Vietnam’s decision to replace its plans for a coal-fired power plant with a 3,200-megawatt LNG-to-power project lays the groundwork for a purchase agreement of 2 million tonnes per year of U.S. liquefied natural gas from Louisiana’s Magnolia LNG.
In an announcement last week, the company thanked Prime Minister Nguyn Xuan Phuc for the recent approval of the amendments to Vietnam’s Power Development Plan 7, calling for the LNG project.
The approval clears the path for DeltaOE to negotiate and finalize a 25-year power purchase agreement with EVN to underpin its LNG-to-power project in Vietnam’s Bac Lieu Province, and concurrently, empowers LNGL and DeltaOE to finalize a binding sale and purchase agreement for delivery of 2 million tonnes per annum of U.S. liquefied natural gas from Magnolia LNG, pursuant to the parties’ nonbinding memorandum of understanding (MOU).
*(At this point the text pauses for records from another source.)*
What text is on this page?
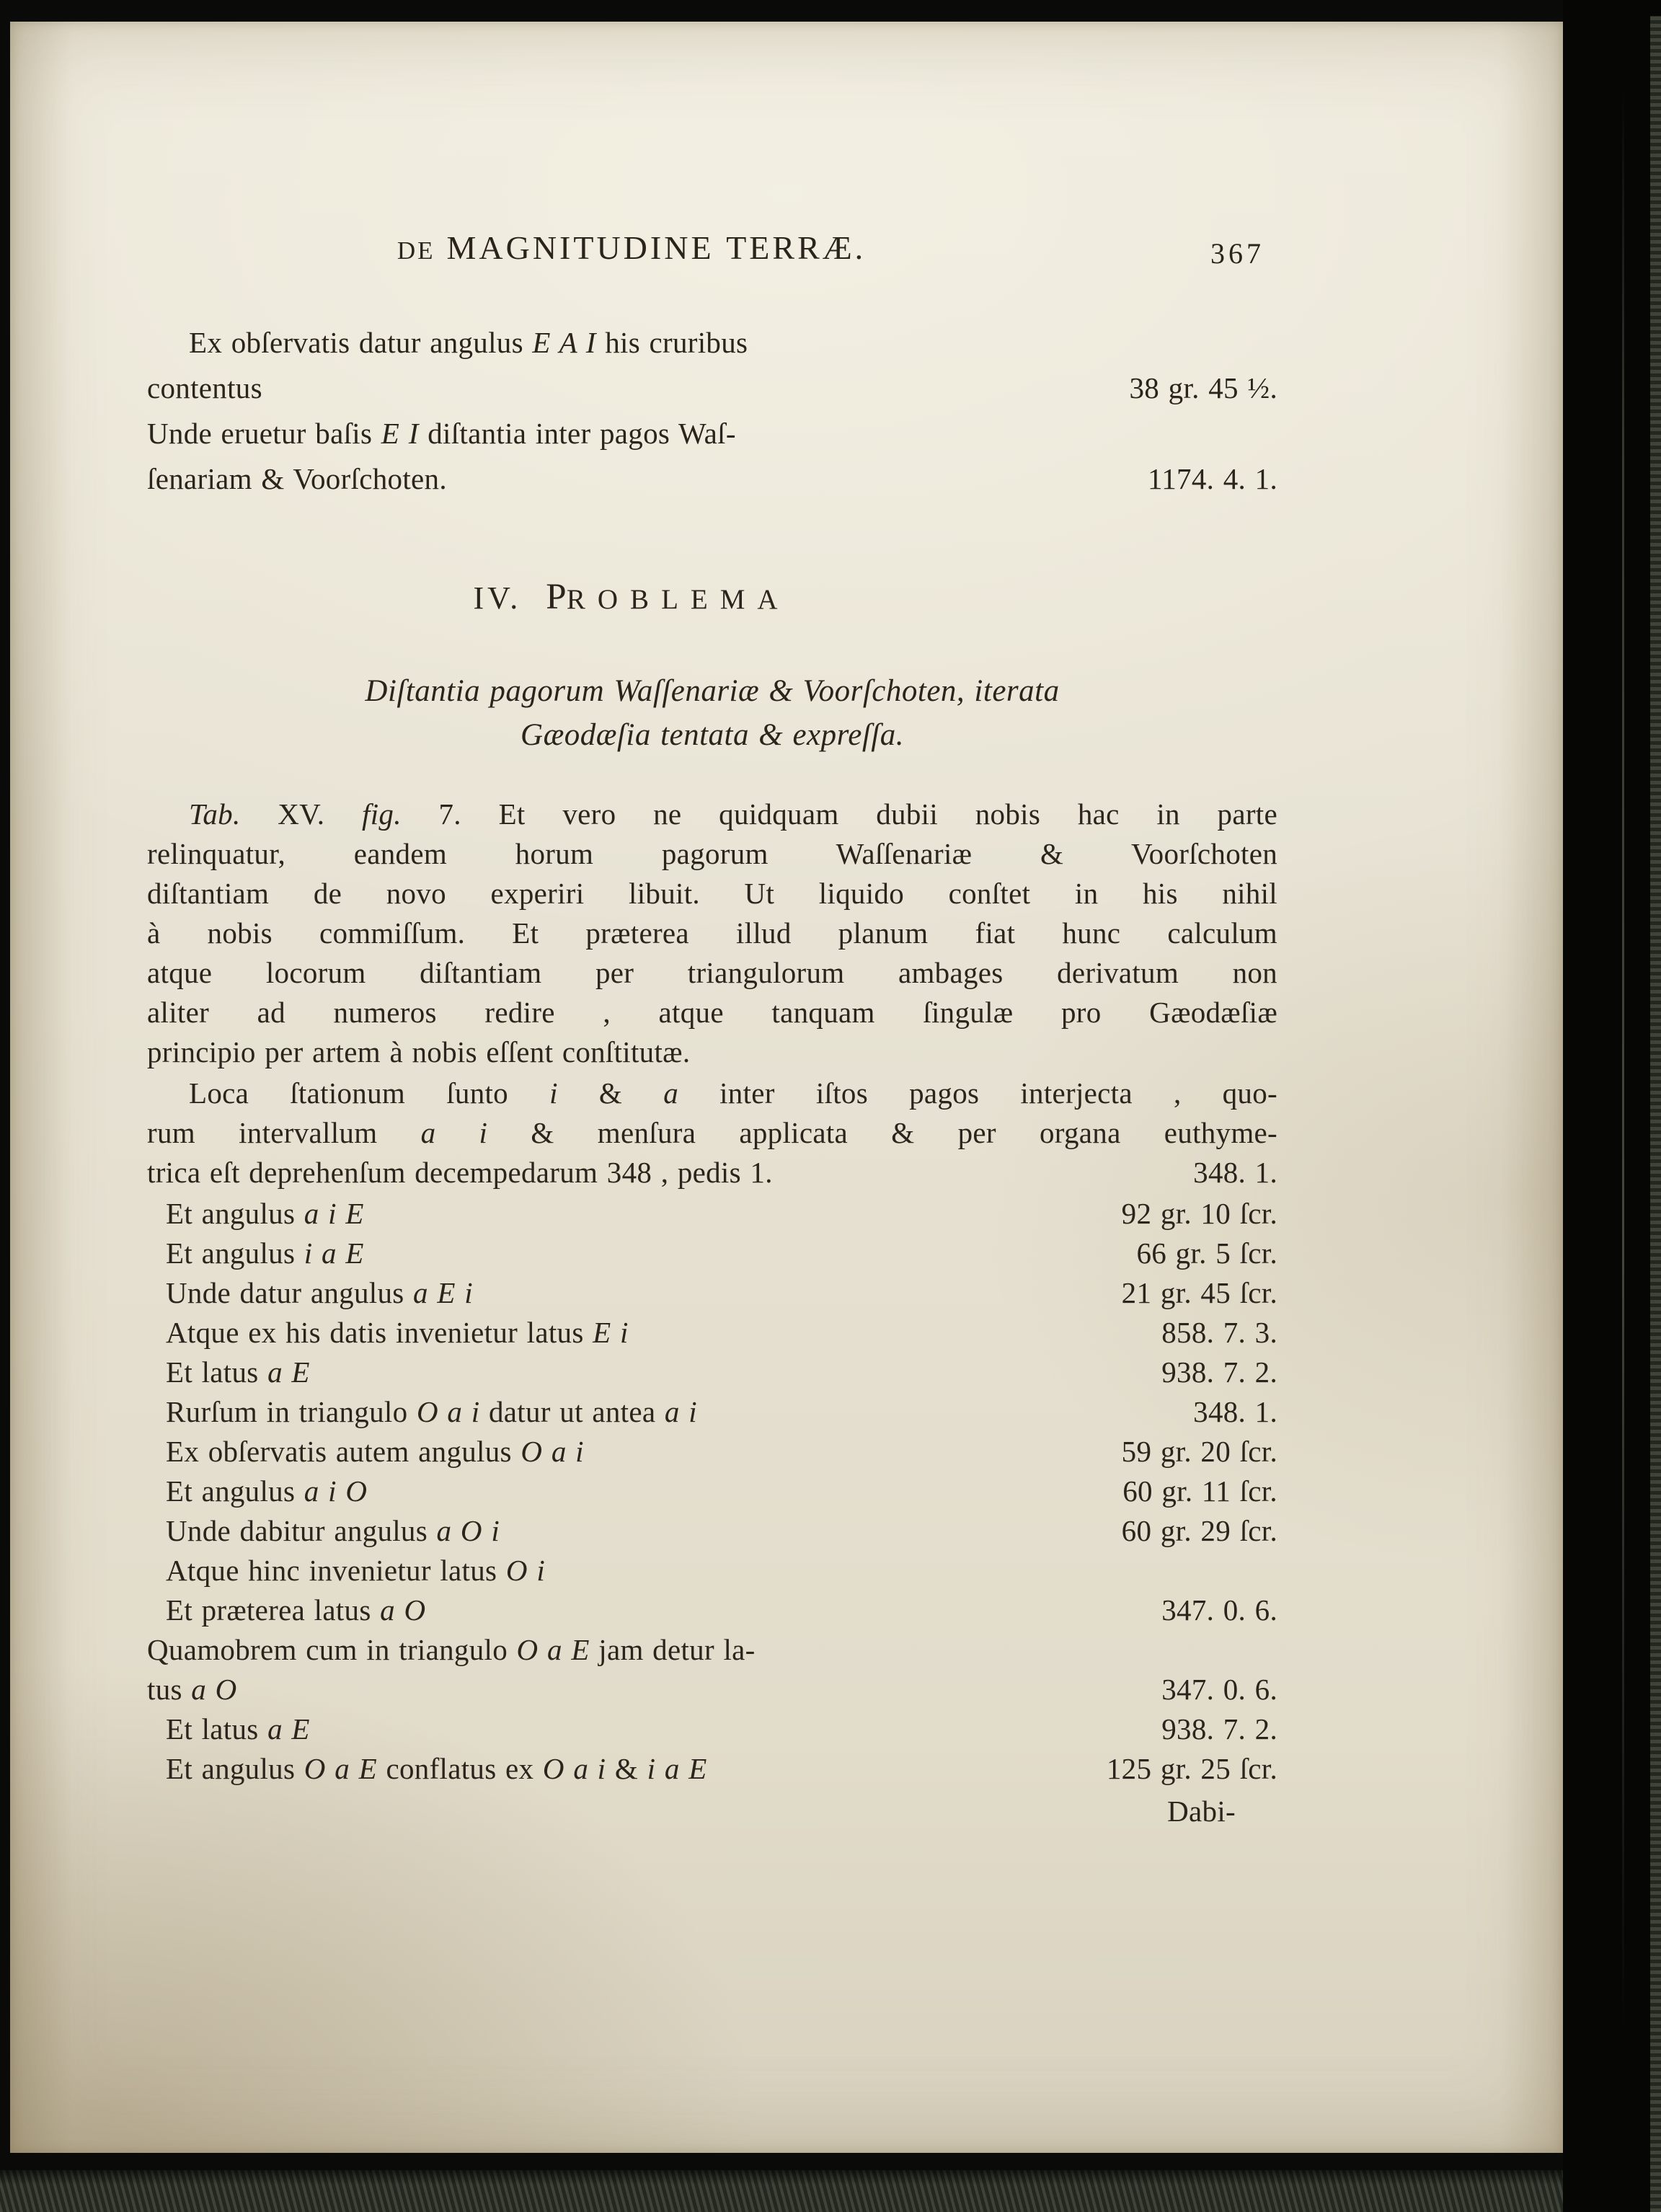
DE MAGNITUDINE TERRÆ.	367
Ex obſervatis datur angulus E A I his cruribus
contentus	38 gr. 45 ½.
Unde eruetur baſis E I diſtantia inter pagos Waſ-
ſenariam & Voorſchoten.	1174. 4. 1.
IV. PROBLEMA
Diſtantia pagorum Waſſenariæ & Voorſchoten, iterata
Gæodæſia tentata & expreſſa.
Tab. XV. fig. 7. Et vero ne quidquam dubii nobis hac in parte
relinquatur, eandem horum pagorum Waſſenariæ & Voorſchoten
diſtantiam de novo experiri libuit. Ut liquido conſtet in his nihil
à nobis commiſſum. Et præterea illud planum fiat hunc calculum
atque locorum diſtantiam per triangulorum ambages derivatum non
aliter ad numeros redire , atque tanquam ſingulæ pro Gæodæſiæ
principio per artem à nobis eſſent conſtitutæ.
Loca ſtationum ſunto i & a inter iſtos pagos interjecta , quo-
rum intervallum a i & menſura applicata & per organa euthyme-
trica eſt deprehenſum decempedarum 348 , pedis 1.	348. 1.
Et angulus a i E	92 gr. 10 ſcr.
Et angulus i a E	66 gr. 5 ſcr.
Unde datur angulus a E i	21 gr. 45 ſcr.
Atque ex his datis invenietur latus E i	858. 7. 3.
Et latus a E	938. 7. 2.
Rurſum in triangulo O a i datur ut antea a i	348. 1.
Ex obſervatis autem angulus O a i	59 gr. 20 ſcr.
Et angulus a i O	60 gr. 11 ſcr.
Unde dabitur angulus a O i	60 gr. 29 ſcr.
Atque hinc invenietur latus O i
Et præterea latus a O	347. 0. 6.
Quamobrem cum in triangulo O a E jam detur la-
tus a O	347. 0. 6.
Et latus a E	938. 7. 2.
Et angulus O a E conflatus ex O a i & i a E	125 gr. 25 ſcr.
Dabi-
“As we have previously disclosed, the approval of the amendments to Vietnam’s Power Development Plan 7 was the prerequisite for execution of our binding sales and purchase agreement with our partners, Delta Offshore Energy, for 2 mtpa from Magnolia,” LNG Limited CEO Greg Vesey. “We will immediately begin completing the terms of what will be the first long-term sale and purchase agreement for LNG to Vietnam.”
Magnolia LNG LLC is developing an 8 mtpa or greater LNG export terminal in Lake Charles. The project site is on 115 acres adjacent to the Calcasieu Ship Channel. The project plan includes development of four LNG production trains of 2 mtpa each.
Feed gas supply will come from the Gulf Coast gas market via several gas suppliers. Gas supply will be delivered to the site via the Kinder Morgan Louisiana Pipeline. Magnolia LNG has entered into a Precedent Agreement for 20-year binding pipeline capacity agreement with Kinder Morgan Louisiana Pipeline LLC to deliver gas to the site for the full 8 mtpa of the project.
In 2016, the Federal Energy Regulatory Commission authored the project to site, construct, and operate facilities necessary to liquefy natural gas at the proposed site. Later that same year, FERC issued its order authorizing Magnolia LNG to export liquefied natural gas from the proposed facility to non-free trade agreement countries.